C’est dans l’organisation de cette collecte que Marlinspike a trouvé des vulnérabilités : « les données que le logiciel de Cellebrite doit extraire puis afficher sont au final générées et contrôlées par les apps de l’appareil ». Autrement dit, d’après Signal, une app pourrait mentir à Cellebrite sans qu’il s’en rende compte, puisque son logiciel ne dispose d’aucun mécanisme de vérification de l’information qu’il reçoit.
« Aucune limite »
« Nous avons été surpris de découvrir que très peu d’attention semble avoir été donnée par Cellebrite à la sécurité de son propre logiciel », écrit l’auteur. Il tire un bilan catastrophique : les défenses considérées comme basiques dans ce genre d’industrie seraient absentes, et les logiciels seraient construits sur des briques technologiques qui ne seraient pas à jour, certaines depuis 2012.

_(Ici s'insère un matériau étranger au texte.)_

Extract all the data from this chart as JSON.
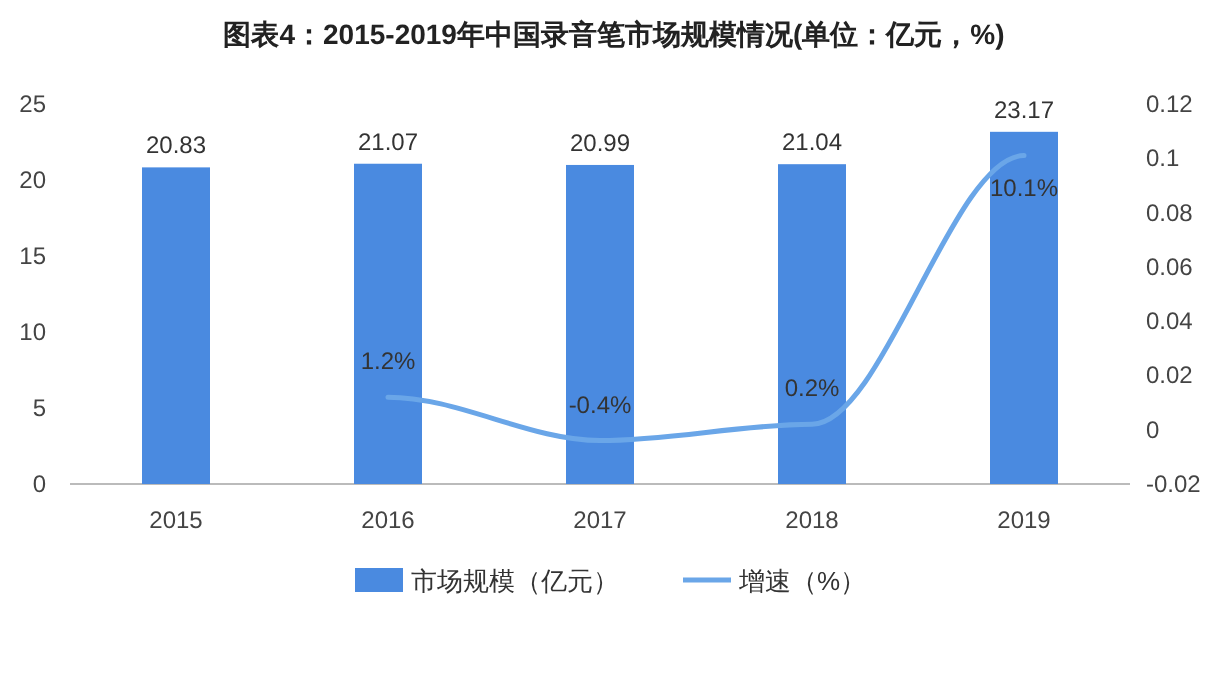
{
  "chart_data": {
    "type": "bar",
    "title": "图表4：2015-2019年中国录音笔市场规模情况(单位：亿元，%)",
    "categories": [
      "2015",
      "2016",
      "2017",
      "2018",
      "2019"
    ],
    "series": [
      {
        "name": "市场规模（亿元）",
        "color": "#4a8ae0",
        "values": [
          20.83,
          21.07,
          20.99,
          21.04,
          23.17
        ],
        "value_labels": [
          "20.83",
          "21.07",
          "20.99",
          "21.04",
          "23.17"
        ]
      },
      {
        "name": "增速（%）",
        "type": "line",
        "axis": "y2",
        "color": "#6aa6e8",
        "values": [
          null,
          0.012,
          -0.004,
          0.002,
          0.101
        ],
        "value_labels": [
          null,
          "1.2%",
          "-0.4%",
          "0.2%",
          "10.1%"
        ]
      }
    ],
    "ylim": [
      0,
      25
    ],
    "yticks": [
      0,
      5,
      10,
      15,
      20,
      25
    ],
    "y2lim": [
      -0.02,
      0.12
    ],
    "y2ticks": [
      -0.02,
      0,
      0.02,
      0.04,
      0.06,
      0.08,
      0.1,
      0.12
    ],
    "legend": "bottom",
    "marker": "none",
    "line_style": "solid"
  }
}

Conséquence de ce manque d’entretien, Signal affirme avoir décelé plus de 300 vulnérabilités, pourtant connues et corrigées, sur le logiciel. Ces 300 failles sont autant d’angles d’attaques pour les hackers, et elles permettraient « d’exécuter du code de façon arbitraire sur une machine Cellebrite », c’est-à-dire de modifier le logiciel des machines Cellebrite à sa guise. Comment ? Vidéo à l’appui, Signal a créé un fichier qui peut être ajouté à n’importe quelle app sans modifier son fonctionnement. Une fois branchée au smartphone, la machine de Cellebrite scannera l’application, et extraira automatiquement le fichier piège. « Il n’y a virtuellement aucune limite sur le genre de code que l’on peut exécuter », insiste Signal.
Un fichier piégé pour corrompre la machine de Cellebrite
D’après Marlinspike, le fichier piégé pourrait falsifier le rapport sur le smartphone analysé par la machine. Mieux, il pourrait corrompre tous les rapports émis par la machine, anciens comme futurs, en ajoutant ou retirant toutes sortes de données (messages, emails, photos, contacts, document….). Encore plus : des malfaiteurs pourraient aller jusqu’à dérober des informations en détournant la machine. Le tout, sans laisser de trace. De quoi remettre en question l’efficacité des machines, et donc la réputation de Cellebrite. Si les failles pointées du doigt par Signal étaient exploitées, elles pourraient mettre en grand péril le business de l’entreprise israélienne. Du moins, jusqu’à ce qu’elle corrige la majorité des vulnérabilités.
Au terme de son analyse accablante, Signal porte un coup final : « Nous sommes bien sûr disposés à divulguer de façon responsable les vulnérabilités dont nous avons connaissance à Cellebrite, s’ils font de même avec toutes les vulnérabilités qu’ils utilisent pour leurs outils d’extractions ». Autrement dit, Signal n’aidera Cellebrite que si ce dernier met fin à son fonds de commerce. Signal 1, Cellebrite 0, balle au centre.